Perhaps the most common problem in this group is the pathogenic overgrowth of candida, a member of the yeast family. This fungus is a normal inhabitant of a healthy colon, but it can also proliferate in the intestines because of several factors, including stress, lowered immune system, antibiotic overuse, oral contraceptives, and use of cortisone or prednisone. Changing from the harmless noninvasive, sugar fermenting yeast like organism to the mycelial, or fungal, form with long, root like structures, candida can penetrate the membrane lining of the digestive tract. It can become so prolific that it escapes the confines of the intestinal tract altogether and cause havoc throughout the rest of the body.

Consequently, there are nearly 80 distinct toxins (known as endotoxins because they are produced within the body) produced by candida.  It is closely related to to other conditions such as irritable bowel syndrome and leaky gut. Candida is known to induce a 2000% increase in IgE antibodies resulting in allergies, fatigue, and many common symptom complexes which may
be misconstrued as emotional or depressive.

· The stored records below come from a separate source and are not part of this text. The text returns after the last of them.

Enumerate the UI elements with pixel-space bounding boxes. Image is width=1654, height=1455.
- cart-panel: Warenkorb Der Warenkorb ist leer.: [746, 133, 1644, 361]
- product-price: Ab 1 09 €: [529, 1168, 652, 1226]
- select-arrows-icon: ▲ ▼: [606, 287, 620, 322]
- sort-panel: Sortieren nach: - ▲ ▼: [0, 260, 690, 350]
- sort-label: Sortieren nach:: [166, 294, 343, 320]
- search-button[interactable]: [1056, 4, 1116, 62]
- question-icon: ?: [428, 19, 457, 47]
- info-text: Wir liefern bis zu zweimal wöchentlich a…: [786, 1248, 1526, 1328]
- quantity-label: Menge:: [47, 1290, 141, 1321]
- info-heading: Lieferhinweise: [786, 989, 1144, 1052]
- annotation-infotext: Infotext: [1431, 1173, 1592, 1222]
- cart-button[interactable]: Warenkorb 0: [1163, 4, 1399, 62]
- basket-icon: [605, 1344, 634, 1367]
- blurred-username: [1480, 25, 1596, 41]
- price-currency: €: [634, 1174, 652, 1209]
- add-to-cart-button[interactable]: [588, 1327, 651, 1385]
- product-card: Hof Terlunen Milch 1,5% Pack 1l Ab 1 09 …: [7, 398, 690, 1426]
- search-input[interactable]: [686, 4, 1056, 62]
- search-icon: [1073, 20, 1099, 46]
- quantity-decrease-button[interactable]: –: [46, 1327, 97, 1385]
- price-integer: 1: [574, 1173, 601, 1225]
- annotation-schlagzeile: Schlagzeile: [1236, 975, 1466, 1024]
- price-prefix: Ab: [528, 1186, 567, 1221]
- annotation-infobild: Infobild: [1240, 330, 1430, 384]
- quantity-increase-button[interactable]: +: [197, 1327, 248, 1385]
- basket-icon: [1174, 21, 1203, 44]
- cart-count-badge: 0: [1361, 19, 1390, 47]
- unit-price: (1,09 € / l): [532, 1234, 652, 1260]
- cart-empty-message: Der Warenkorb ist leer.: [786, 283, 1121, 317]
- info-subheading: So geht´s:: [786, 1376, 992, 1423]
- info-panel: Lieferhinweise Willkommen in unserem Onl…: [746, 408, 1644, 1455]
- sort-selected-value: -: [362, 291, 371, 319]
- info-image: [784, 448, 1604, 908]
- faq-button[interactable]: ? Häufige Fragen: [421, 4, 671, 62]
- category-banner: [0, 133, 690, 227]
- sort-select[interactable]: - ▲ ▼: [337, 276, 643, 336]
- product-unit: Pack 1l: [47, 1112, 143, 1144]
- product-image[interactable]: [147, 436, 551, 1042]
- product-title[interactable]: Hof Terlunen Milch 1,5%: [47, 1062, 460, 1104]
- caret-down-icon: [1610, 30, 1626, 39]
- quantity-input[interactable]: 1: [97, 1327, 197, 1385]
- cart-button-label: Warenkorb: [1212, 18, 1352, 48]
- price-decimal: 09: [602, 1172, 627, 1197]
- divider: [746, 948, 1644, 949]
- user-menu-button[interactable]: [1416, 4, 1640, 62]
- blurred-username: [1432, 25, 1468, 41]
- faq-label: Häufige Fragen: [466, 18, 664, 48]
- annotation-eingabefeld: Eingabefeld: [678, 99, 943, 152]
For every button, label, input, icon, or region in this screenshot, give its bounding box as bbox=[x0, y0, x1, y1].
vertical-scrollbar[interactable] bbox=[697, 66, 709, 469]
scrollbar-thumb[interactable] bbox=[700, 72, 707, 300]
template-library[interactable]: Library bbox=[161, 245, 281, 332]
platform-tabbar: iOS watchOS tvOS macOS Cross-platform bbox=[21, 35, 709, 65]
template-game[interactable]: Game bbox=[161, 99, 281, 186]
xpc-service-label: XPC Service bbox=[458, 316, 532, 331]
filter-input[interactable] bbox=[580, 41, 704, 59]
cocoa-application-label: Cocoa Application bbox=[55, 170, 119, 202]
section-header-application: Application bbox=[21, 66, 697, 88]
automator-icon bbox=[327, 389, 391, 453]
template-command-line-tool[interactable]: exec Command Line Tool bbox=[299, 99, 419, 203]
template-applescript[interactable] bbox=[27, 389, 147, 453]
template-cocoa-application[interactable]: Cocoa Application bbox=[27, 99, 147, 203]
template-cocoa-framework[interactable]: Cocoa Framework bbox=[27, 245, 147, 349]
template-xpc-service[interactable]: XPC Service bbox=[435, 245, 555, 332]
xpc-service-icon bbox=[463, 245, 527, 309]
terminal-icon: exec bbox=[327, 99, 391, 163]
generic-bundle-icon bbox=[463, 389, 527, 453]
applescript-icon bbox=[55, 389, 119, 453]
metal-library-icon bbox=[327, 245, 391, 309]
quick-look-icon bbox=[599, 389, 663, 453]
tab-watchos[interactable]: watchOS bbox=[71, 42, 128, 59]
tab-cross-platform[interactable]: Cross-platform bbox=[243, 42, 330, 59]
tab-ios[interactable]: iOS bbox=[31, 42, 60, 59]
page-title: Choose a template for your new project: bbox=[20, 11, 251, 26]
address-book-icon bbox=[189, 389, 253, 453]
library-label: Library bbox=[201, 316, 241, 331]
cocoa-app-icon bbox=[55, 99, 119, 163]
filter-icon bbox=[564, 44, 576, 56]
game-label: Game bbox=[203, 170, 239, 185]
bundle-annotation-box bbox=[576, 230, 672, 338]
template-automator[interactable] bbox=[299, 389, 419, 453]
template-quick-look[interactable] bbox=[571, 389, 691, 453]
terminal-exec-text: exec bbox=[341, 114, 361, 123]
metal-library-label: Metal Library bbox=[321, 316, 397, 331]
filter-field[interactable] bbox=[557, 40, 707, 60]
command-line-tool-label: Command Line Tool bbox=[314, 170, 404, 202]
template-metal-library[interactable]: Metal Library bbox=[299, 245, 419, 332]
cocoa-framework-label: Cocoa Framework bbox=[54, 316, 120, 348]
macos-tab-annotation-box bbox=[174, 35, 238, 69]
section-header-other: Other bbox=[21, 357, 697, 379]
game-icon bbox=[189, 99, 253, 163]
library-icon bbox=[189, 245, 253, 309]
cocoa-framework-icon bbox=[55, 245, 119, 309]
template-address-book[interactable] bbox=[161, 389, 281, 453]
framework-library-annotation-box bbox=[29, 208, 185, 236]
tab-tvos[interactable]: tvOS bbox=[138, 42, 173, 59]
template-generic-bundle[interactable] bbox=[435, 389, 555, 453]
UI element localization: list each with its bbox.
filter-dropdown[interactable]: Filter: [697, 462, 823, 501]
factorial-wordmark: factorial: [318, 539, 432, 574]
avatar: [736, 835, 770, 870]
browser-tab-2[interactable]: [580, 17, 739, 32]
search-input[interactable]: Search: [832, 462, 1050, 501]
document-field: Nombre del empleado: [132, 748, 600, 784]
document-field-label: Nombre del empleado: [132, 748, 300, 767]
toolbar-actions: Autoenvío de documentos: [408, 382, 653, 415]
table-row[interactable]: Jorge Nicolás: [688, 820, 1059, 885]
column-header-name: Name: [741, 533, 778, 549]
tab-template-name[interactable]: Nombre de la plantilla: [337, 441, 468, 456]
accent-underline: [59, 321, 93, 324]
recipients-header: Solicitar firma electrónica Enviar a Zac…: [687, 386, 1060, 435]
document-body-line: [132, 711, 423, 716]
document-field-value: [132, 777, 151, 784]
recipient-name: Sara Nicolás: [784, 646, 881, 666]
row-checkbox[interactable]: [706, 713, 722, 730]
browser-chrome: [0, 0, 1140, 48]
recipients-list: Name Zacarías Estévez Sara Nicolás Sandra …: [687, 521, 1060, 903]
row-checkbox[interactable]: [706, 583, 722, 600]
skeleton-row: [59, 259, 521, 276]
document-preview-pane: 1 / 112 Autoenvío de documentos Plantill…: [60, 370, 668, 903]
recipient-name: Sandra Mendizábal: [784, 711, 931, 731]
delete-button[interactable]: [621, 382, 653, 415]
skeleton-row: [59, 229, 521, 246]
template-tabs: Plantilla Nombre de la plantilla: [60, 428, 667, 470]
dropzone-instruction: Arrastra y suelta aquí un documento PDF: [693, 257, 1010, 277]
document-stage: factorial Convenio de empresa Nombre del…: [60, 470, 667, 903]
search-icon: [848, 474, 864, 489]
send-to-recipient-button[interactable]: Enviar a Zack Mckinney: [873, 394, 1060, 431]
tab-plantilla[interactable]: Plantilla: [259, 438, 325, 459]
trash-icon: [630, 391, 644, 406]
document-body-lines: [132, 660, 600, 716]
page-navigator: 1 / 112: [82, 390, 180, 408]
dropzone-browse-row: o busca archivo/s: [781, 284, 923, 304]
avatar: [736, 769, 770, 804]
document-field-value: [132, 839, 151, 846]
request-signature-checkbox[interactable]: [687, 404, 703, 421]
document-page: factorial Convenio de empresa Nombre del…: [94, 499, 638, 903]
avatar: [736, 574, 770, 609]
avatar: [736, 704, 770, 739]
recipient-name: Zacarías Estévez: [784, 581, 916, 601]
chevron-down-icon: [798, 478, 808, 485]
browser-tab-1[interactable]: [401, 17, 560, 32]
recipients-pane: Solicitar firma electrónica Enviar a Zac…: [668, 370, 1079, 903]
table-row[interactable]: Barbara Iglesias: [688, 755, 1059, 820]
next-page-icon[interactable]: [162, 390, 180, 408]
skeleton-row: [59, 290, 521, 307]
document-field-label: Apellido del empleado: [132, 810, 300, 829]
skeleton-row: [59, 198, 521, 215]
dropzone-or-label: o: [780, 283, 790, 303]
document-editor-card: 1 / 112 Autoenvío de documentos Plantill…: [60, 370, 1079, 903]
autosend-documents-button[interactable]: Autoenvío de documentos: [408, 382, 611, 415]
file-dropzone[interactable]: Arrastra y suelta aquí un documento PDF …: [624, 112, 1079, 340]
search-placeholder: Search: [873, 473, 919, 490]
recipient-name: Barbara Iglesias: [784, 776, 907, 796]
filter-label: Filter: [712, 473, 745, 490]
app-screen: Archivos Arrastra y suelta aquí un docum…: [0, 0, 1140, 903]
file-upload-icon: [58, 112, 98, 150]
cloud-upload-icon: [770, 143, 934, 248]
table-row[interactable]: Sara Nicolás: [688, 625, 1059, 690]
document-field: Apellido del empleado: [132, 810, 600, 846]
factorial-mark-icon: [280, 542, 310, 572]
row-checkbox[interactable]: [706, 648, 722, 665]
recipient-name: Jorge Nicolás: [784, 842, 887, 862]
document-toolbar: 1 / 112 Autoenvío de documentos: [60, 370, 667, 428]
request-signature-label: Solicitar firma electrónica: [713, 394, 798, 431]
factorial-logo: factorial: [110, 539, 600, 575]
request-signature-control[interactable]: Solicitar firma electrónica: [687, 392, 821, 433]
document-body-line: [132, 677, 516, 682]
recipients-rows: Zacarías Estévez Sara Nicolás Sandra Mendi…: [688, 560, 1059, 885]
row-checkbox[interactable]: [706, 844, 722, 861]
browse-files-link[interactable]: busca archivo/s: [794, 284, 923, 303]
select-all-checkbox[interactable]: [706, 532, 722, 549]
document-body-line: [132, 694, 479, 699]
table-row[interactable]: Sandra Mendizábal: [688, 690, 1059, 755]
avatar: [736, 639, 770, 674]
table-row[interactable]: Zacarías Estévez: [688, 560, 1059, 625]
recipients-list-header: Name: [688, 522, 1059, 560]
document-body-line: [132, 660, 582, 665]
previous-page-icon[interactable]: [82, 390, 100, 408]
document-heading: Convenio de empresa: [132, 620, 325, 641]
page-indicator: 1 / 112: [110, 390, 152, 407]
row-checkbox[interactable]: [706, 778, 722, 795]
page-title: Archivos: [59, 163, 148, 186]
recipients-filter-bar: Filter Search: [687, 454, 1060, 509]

To treat your thyroid gland, I must first make sure the body is open, in a right spin and safely able to detox.  I use a combination of homeopathic, herbal and nutritional protocols to flush the toxins out of the cells and promote healthy lymphatic drainage to flush them out of the body altogether.   It is important to go slowly at first so as not to cause any healing crisis to occur.  The idea is to go slowly at first so we can go quickly next.  We must build up your mucosal lining if it has been damaged by parasites and candida overgrowth before your body will even absorb and assimilate nutrients or you might as well be flushing the vitamins and nutrients straight down the toilet.   It is important to stay hydrated and exercise when you can to help your body do its thing during this process.  The thyroid is the most difficult gland in the body to treat, because it is affected by every other organ, gland, hormone and neuroendocrine gland in your body.  When the whole body is healthy it will stop pulling from the adrenal and the thyroid glands.